These Coconut Breads are sweet buns baked in glorious coconut milk and turn out tasty, delicate, and moist. You are going to pull out a piece one after another. You will start by activating the dry yeast by adding it to warm coconut milk together with sugar, mixing it, and letting it rest for about ten minutes or until the mixture is frothy. Once activated, add one large egg to the yeast mixture together with melted butter and coconut extract.

If you don’t have coconut extract you can use vanilla extract. Mix them well then set aside. In a large mixing bowl, add in bread flour or all-purpose flour, white sugar, and salt then give it a mix then add the yeast mixture using the mixer dough hook, and bring the ingredients together for about 5 to 10 minutes or until you get a smooth dough.

You can also do this by hand, knead the dough on a floured counter until the dough is smooth. Once your dough is ready, oil a clean bowl, place it, cover it with plastic wrap, and let it rest in a warm environment for about an hour to an hour and a half until doubled in size. Deflate the dough then cut it into equal pieces, to shape the rolls, flatten each roll with your fingertips then grab the edges into the centre to shape it into a ball and pinch those edges to make sure they are nice and sealed, flip it over and finish rounding it with your hands.

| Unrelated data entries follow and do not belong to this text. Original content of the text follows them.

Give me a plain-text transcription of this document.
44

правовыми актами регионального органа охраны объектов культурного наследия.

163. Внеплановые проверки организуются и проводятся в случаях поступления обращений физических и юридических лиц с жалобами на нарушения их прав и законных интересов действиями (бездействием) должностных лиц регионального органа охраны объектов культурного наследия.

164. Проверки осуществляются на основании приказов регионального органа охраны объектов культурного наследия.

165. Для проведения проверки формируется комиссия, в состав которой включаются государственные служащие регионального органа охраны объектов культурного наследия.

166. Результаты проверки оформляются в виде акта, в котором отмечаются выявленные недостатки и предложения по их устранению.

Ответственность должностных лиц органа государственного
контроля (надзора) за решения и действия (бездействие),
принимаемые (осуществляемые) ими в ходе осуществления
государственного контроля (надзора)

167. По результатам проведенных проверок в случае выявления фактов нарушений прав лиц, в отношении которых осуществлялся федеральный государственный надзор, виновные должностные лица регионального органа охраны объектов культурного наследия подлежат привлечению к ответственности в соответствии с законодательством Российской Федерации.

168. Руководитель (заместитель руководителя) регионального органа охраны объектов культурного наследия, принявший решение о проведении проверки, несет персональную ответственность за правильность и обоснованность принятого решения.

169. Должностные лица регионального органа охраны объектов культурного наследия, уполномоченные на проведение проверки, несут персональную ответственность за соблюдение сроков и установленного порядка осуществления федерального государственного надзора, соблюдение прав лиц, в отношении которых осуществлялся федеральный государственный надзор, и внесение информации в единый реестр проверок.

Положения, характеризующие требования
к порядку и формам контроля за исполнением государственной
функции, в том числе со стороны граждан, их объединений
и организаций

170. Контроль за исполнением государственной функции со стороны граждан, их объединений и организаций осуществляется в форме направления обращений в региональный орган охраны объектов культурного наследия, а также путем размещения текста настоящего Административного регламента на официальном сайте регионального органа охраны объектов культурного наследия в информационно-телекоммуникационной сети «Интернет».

Place the rolls in a greased baking pan of any shape then cover them and let them sit for an additional 45 minutes until they double up. Brush the top with egg wash then sprinkle them with grated coconut on top. Bake them in a preheated 350 degrees Fahrenheit oven for 20 to 25 minutes or until golden brown.

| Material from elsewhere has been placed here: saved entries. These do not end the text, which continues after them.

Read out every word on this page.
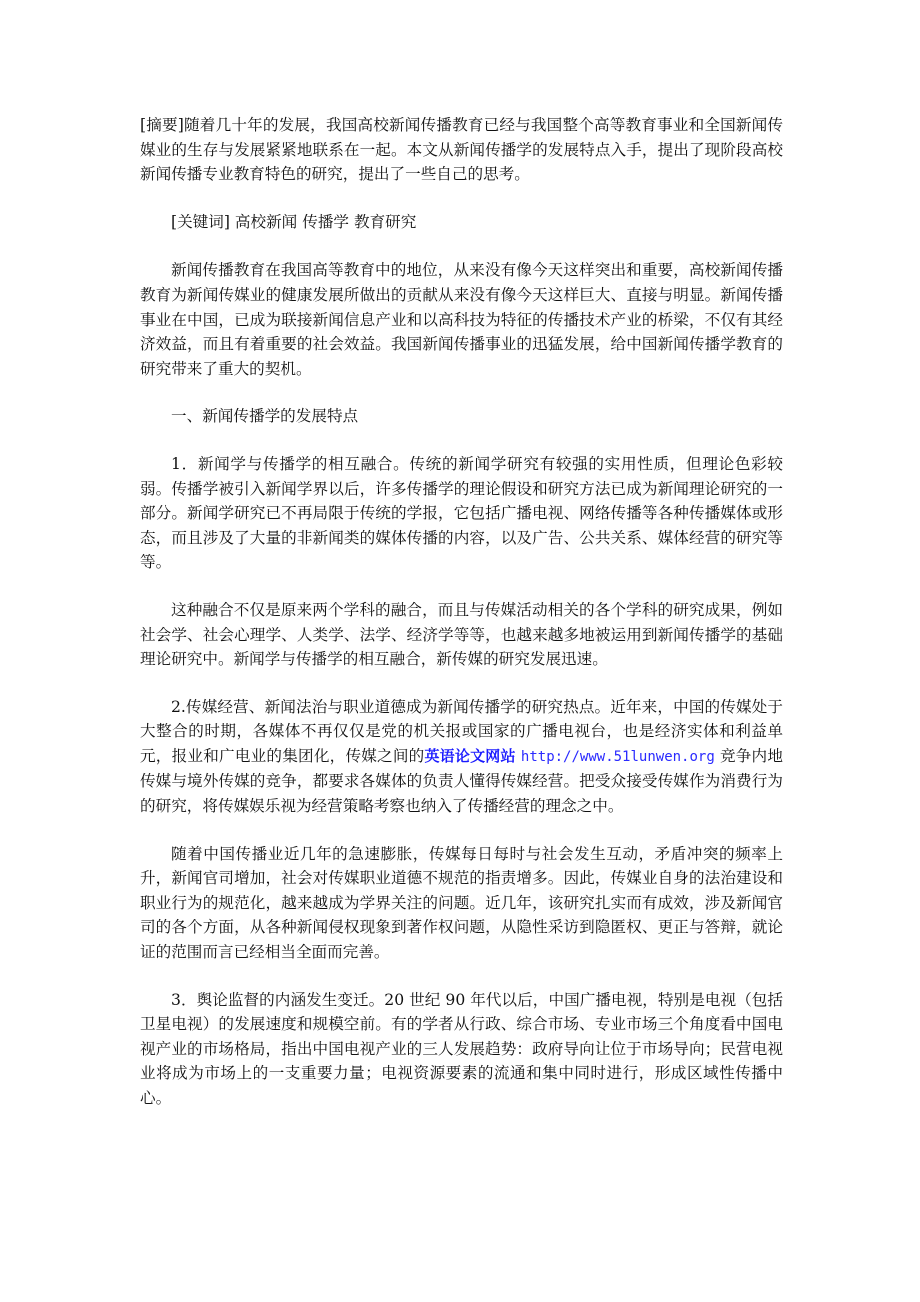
[摘要]随着几十年的发展，我国高校新闻传播教育已经与我国整个高等教育事业和全国新闻传媒业的生存与发展紧紧地联系在一起。本文从新闻传播学的发展特点入手，提出了现阶段高校新闻传播专业教育特色的研究，提出了一些自己的思考。

[关键词] 高校新闻 传播学 教育研究

新闻传播教育在我国高等教育中的地位，从来没有像今天这样突出和重要，高校新闻传播教育为新闻传媒业的健康发展所做出的贡献从来没有像今天这样巨大、直接与明显。新闻传播事业在中国，已成为联接新闻信息产业和以高科技为特征的传播技术产业的桥梁，不仅有其经济效益，而且有着重要的社会效益。我国新闻传播事业的迅猛发展，给中国新闻传播学教育的研究带来了重大的契机。

一、新闻传播学的发展特点

1．新闻学与传播学的相互融合。传统的新闻学研究有较强的实用性质，但理论色彩较弱。传播学被引入新闻学界以后，许多传播学的理论假设和研究方法已成为新闻理论研究的一部分。新闻学研究已不再局限于传统的学报，它包括广播电视、网络传播等各种传播媒体或形态，而且涉及了大量的非新闻类的媒体传播的内容，以及广告、公共关系、媒体经营的研究等等。

这种融合不仅是原来两个学科的融合，而且与传媒活动相关的各个学科的研究成果，例如社会学、社会心理学、人类学、法学、经济学等等，也越来越多地被运用到新闻传播学的基础理论研究中。新闻学与传播学的相互融合，新传媒的研究发展迅速。

2.传媒经营、新闻法治与职业道德成为新闻传播学的研究热点。近年来，中国的传媒处于大整合的时期，各媒体不再仅仅是党的机关报或国家的广播电视台，也是经济实体和利益单元，报业和广电业的集团化，传媒之间的英语论文网站 http://www.51lunwen.org 竞争内地传媒与境外传媒的竞争，都要求各媒体的负责人懂得传媒经营。把受众接受传媒作为消费行为的研究，将传媒娱乐视为经营策略考察也纳入了传播经营的理念之中。

随着中国传播业近几年的急速膨胀，传媒每日每时与社会发生互动，矛盾冲突的频率上升，新闻官司增加，社会对传媒职业道德不规范的指责增多。因此，传媒业自身的法治建设和职业行为的规范化，越来越成为学界关注的问题。近几年，该研究扎实而有成效，涉及新闻官司的各个方面，从各种新闻侵权现象到著作权问题，从隐性采访到隐匿权、更正与答辩，就论证的范围而言已经相当全面而完善。

3．舆论监督的内涵发生变迁。20 世纪 90 年代以后，中国广播电视，特别是电视（包括卫星电视）的发展速度和规模空前。有的学者从行政、综合市场、专业市场三个角度看中国电视产业的市场格局，指出中国电视产业的三人发展趋势：政府导向让位于市场导向；民营电视业将成为市场上的一支重要力量；电视资源要素的流通和集中同时进行，形成区域性传播中心。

  • 1 cup (240 ml) warm unsweetened coconut milk (100ºF – 110ºF / 37ºC – 43ºC) (you can also use coconut water)
  • 2 tsp active dry yeast (or 1 packet which is approx. 7 g)
  • ¼ tsp white granulated sugar
  • 1 large egg
  • 6 tbsp (85 g) melted butter
  • 1 tbsp coconut extract (you can use more if you want a stronger coconut flavour)
  • 4 cups (640 g) bread flour (you can also use all-purpose flour – 560 g)
  • ½ cup (100 g) white granulated sugar
  • 1 tsp salt
  • 1 tbsp oil
  • 1 large egg
  • 1-2 tbsp water
  • ½ cup (30 g) grated coconut


  1. Using a standing mixer, mix coconut milk, dry yeast, and ¼ tsp of white sugar in a small container and let it stand for about 5-8 minutes or until foam forms on top indicating that the yeast is activated.
  2. Add one large egg, melted butter, and coconut extract and stir.
  3. Add flour, white sugar, and salt to the bowl of a standing mixer and whisk well.
  4. Add the egg and yeast mixture. Start mixing with the mixer’s dough hook at low speed, then increase to medium speed and let it work the dough for about 8- 10 minutes or until the dough is smooth and elastic then grease a large bowl with the oil.
  5. Shape the dough into a ball and place it in the greased bowl. Cover with plastic wrap and let it rise in a warm place for about 1-1½ hours.
  6. Place the dough on a flat surface and loosely shape it into a circle to cut it in half. Shape each half into a log and cut it into 6 equal pieces. You will end up with a total of 12 pieces.
  7. Flatten each small piece into a disc and then pull the edges towards the centre to form a small ball. Pinch the ends well to seal it, turn it over and finish rounding it up on the counter.
  8. Place all 12 balls, seam side down in a greased baking pan then cover loosely with plastic wrap and let the rolls rise in a warm place for about 45 minutes.
  9. Beat the second egg with 1-2 tbsp water to make an egg wash then brush the rolls with the egg wash and sprinkle each one with the grated coconut on top.
  10. Bake at 350 degrees Fahrenheit (180ºC) for about 20-25 minutes or until golden brown. Serve immediately.